Novecento in poesia #7
Cari lettori,
benvenuti all'appuntamento di marzo con "L'angolo della poesia"! Abbiamo già parlato di passato e di futuro... oggi affrontiamo insieme il tempo in tutte le sue sfumature. Dall'arrivo dell'estate al Capodanno, dai momenti in cui il tempo sembra fermo a quelli cruciali, vediamo insieme come la pensano i grandi autori italiani del Novecento!

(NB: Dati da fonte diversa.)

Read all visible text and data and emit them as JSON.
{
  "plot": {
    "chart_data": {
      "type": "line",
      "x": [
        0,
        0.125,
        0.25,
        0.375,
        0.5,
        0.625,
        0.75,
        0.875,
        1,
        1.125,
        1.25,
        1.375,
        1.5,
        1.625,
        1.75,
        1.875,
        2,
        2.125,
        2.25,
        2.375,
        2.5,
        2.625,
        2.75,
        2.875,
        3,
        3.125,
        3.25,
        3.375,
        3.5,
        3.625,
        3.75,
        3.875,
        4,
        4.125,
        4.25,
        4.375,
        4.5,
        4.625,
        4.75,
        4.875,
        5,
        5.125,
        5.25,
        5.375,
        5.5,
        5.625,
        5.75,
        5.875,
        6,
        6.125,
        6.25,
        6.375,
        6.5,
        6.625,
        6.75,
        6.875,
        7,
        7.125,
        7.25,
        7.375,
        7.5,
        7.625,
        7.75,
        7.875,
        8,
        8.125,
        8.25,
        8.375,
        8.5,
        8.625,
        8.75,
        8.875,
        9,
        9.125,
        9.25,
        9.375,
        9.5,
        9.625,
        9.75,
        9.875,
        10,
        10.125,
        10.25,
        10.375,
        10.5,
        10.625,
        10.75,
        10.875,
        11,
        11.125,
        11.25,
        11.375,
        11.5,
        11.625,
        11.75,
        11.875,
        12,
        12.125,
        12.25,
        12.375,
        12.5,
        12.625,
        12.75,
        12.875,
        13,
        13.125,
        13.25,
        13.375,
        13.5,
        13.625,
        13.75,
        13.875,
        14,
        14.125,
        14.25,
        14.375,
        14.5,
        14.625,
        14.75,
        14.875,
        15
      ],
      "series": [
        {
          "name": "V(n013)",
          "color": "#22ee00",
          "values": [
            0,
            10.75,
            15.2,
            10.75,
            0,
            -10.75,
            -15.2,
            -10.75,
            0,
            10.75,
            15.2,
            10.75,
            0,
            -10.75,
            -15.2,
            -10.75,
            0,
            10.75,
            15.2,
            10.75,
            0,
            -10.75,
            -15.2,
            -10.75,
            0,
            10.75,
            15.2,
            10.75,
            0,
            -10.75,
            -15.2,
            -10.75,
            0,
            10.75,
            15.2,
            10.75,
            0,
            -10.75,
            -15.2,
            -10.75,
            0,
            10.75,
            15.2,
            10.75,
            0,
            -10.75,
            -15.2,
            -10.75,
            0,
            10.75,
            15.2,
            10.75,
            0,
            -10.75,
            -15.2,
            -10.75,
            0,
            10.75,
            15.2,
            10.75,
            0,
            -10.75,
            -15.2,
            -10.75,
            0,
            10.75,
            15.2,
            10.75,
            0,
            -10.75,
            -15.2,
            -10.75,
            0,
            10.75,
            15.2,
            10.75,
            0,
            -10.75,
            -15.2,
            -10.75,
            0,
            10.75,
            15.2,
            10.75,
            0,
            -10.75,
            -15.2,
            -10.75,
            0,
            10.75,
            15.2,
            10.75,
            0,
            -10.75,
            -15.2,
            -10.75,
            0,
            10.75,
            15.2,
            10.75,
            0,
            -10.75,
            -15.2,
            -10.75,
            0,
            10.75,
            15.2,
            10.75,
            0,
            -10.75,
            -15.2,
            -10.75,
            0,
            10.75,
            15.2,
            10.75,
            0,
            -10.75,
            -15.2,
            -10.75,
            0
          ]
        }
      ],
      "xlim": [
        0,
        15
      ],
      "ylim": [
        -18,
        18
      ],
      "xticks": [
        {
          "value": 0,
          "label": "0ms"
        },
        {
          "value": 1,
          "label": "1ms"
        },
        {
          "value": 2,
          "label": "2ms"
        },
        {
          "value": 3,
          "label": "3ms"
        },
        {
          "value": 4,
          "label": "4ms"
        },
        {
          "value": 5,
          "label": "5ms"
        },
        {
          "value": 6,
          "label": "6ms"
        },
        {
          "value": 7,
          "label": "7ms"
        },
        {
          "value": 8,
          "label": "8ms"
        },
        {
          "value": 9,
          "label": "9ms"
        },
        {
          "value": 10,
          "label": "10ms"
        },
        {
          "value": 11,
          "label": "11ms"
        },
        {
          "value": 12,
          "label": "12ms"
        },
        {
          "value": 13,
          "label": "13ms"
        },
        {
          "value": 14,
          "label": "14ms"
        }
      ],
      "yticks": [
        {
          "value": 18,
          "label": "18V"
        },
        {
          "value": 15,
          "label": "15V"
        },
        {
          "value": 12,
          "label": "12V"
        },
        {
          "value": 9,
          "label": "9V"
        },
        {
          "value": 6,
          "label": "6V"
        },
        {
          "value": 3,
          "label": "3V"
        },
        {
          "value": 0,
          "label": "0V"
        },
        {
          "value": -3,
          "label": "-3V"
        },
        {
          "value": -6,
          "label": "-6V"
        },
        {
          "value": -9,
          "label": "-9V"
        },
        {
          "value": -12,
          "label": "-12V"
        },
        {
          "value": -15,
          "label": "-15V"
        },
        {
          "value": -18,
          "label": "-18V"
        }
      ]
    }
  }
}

Il canto smarrito, di Angelo Barile
Ora che la ginestra
intenerisce anche le scabre
rupi sul nostro mare,
ora vengono i giorni
grandi, d’argento. Li apre
a prim’ estate
questo favellìo di campane
che c’invita domani
ai canti del Corpus Domini.
Domani andremo per campi
a far bracciate di rami
e riempir d’oro canestre;
paveseremo le finestre,
rallegreremo di frasche
le vecchie vie dove le case
si tengono strette abbracciate
in una fuga d’archi – e laggiù
palpita un riso di mare.
Forse domani le anziane
donne apprenderanno alle spose
in processione con loro
la laude che non cantano più
da tanto tempo: e questi
erano i giorni. Saliva
all’allegrezza della fede
un coro d’anime in festa.
Oh, ravvivaci ancora,
nostra laude disimparata,
canto di gioia smarrito
nella penosa memoria
irta di sterpi… Domani
forse domani t’udremo
ritremare sgorgare vivo
quando passa Gesù.
Fra terra e mare, di Pietro Bigongiari
L’onda che si accavalla
trova in se stessa sponda all’infinito,
ha udito, nel suo orecchio, in una stalla
il muggito più fievole dei secoli
che propone a finito ed infinito
di toccarsi fra loro, trastullarsi
in un piccolo corpo infreddolito.
Se le eriche là al vento rosseggiano
e il mare trova in schiume l’elemento
del suo frangersi in luce, chi, chi attento
al quasi nulla sente quasi tutto
stringersi in sé mentre intorno a sé espande
anche il pianto d’un re. Ande remote
nevano l’orizzonte: è qui che è grande.
Il qui che non è qui. Se si sgranchiscono
le gambe di chi tanto ha camminato
sul suo qui, è il suo qui, tese le rande,
che ascolta il vento empirgli del profumo
dell’altrove le nari: ancora ballano
sulle maree le navi, ascolta lungo
i travi scricchiolare
nelle murate il soffitto degli avi.
Per l’ultimo dell’anno 1975 ad Andrea Zanzotto, di Franco Fortini
Come nel buio si ritrae lento,
Andrea, questo anno già da sé diviso.
Ora nel vischio del suo fiele intriso
starà così per sempre dunque spento.
Ma quel che in noi di anno in anno è deriso
o incompiuto o deforme non lamento:
se uno è vinto e un altro è stato ucciso,
uno ha durato contro lo sgomento.
Qui stiamo a udire la sentenza. E non
ci sarà, lo sappiamo, una sentenza.
A uno a uno siamo in noi giù volti.
Quanto sei bella, giglio di Saron,
Gerusalemme che ci avrai raccolti.
Quanto lucente la tua inesistenza.
A vacanza conclusa, di Vivian Lamarque
A vacanza conclusa dal treno vedere
chi ancora sulla spiaggia gioca si bagna
la loro vacanza non è ancora finita:
sarà così sarà così
lasciare la vita?
Nell’imminenza dei quarant’anni, di Mario Luzi
Il pensiero m’insegue in questo borgo
cupo ove corre un vento d’altipiano
e il tuffo del rondone taglia il filo
sottile in lontananza dei monti.
Sono tra poco quarant’anni d’ansia,
d’uggia, d’ilarità improvvise, rapide
com’è rapida a marzo la ventata
che sparge luce e pioggia, son gli indugi,
lo strappo a mani tese dei miei cari,
dai miei luoghi, abitudini di anni
rotte a un tratto che devo ora comprendere.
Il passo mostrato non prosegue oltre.